Durham, NC—While most patients take their statins as prescribed, concern about side effects is the leading reason that more Americans don’t use the cholesterol-lowering drugs.

That’s according to a poster presentation at the recent Scientific Sessions of the American Heart Association in New Orleans.

The study was conducted by researchers from the Duke Clinical Research Institute and colleagues. It was based on data from the Patient and Provider Assessment of Lipid Management (PALM) Registry.

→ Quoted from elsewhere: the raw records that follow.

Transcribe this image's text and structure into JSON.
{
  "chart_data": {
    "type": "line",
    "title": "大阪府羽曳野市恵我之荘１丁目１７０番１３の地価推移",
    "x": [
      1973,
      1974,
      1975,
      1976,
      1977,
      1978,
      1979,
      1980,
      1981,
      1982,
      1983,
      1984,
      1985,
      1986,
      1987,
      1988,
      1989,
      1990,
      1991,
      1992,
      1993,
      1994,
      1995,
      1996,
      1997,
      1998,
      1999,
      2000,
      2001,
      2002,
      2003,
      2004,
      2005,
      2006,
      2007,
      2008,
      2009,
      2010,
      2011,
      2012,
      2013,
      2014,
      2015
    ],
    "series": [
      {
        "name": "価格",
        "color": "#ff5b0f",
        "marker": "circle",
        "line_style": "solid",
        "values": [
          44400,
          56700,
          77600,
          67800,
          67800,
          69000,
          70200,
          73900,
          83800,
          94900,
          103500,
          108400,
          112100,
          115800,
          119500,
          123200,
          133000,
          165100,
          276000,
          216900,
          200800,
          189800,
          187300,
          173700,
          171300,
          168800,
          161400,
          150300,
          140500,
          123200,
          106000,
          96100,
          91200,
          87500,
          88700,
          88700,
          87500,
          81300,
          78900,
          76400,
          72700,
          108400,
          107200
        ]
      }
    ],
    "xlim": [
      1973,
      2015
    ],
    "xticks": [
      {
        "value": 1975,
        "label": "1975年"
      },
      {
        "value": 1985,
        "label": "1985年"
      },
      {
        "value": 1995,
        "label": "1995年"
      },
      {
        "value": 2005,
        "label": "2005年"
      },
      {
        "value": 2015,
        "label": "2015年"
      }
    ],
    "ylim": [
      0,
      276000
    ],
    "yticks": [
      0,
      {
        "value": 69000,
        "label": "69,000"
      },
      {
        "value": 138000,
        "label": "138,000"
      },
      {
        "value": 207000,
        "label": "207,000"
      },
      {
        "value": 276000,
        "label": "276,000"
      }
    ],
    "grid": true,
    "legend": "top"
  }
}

Study authors say they embarked on the research because, even though statin therapy has been proven to reduce cardiovascular disease in high-risk adults, overall statin utilization among adults in the U.S. remains relatively low. In fact, in 2013, when American College of Cardiology/American Heart Association (ACC/AHA) Guidelines were released, fewer than half of eligible adults were on statin therapy. Researchers said they wanted to better understand low statin utilization among adults with access to healthcare.

To do that, they turned to PALM, which enrolled approximately 7,900 patients from 140 sites across the U.S. who had cardiovascular disease or were at high risk for cardiovascular disease. In addition to collecting clinical data, the study also documented patient-reported information on current and prior statin experience, their perceived risk of heart disease, beliefs about statin therapy and cholesterol, and willingness to retry statins.

Results indicate that, among patients whose physicians had recommended statins, 73% were on the therapy, 8.1% weren’t currently using the drugs, and 18.9% had never used them.

As for those patients who had previously been on statin therapy, most, 54.7%, had been on the medication for >1 year; very few, 13.3%, had discontinued the therapy after less than a month. The most commonly reported reason for discontinuing statin therapy was fear of side effects such as muscle pain, 54.9%, according to the study.

Most of the patients who never had used statins, 71.1%, said the drug never had been prescribed to them. Of those for whom a statin had been recommended but who declined to initiate the therapy, the leading reason was fear of side effects at 34%, followed by preference to focus on diet/exercise, 22.9%, and “don’t know/can’t remember” in 19%.

Yet, willingness to try or retry state therapy was relatively high, with 38.9% of prior statin users and 41.6% of statin-naïve patients reporting they were “very likely” or “almost certain” to try the medications if recommended, according to the report.

“Improved communication and strategies to treat real and perceived statin side effects may improve statin usage in those who have discontinued or declined statin therapy,” study authors conclude.

“Despite high reported rates of side effects or fear of side effects, many adults not on statins would be willing to try or re-try one,” added lead author Ann Marie Navar, MD, PhD. “It’s up to physicians to talk with their patients and offer, or re-offer, statin therapy to their high-risk patients who are currently not on treatment.”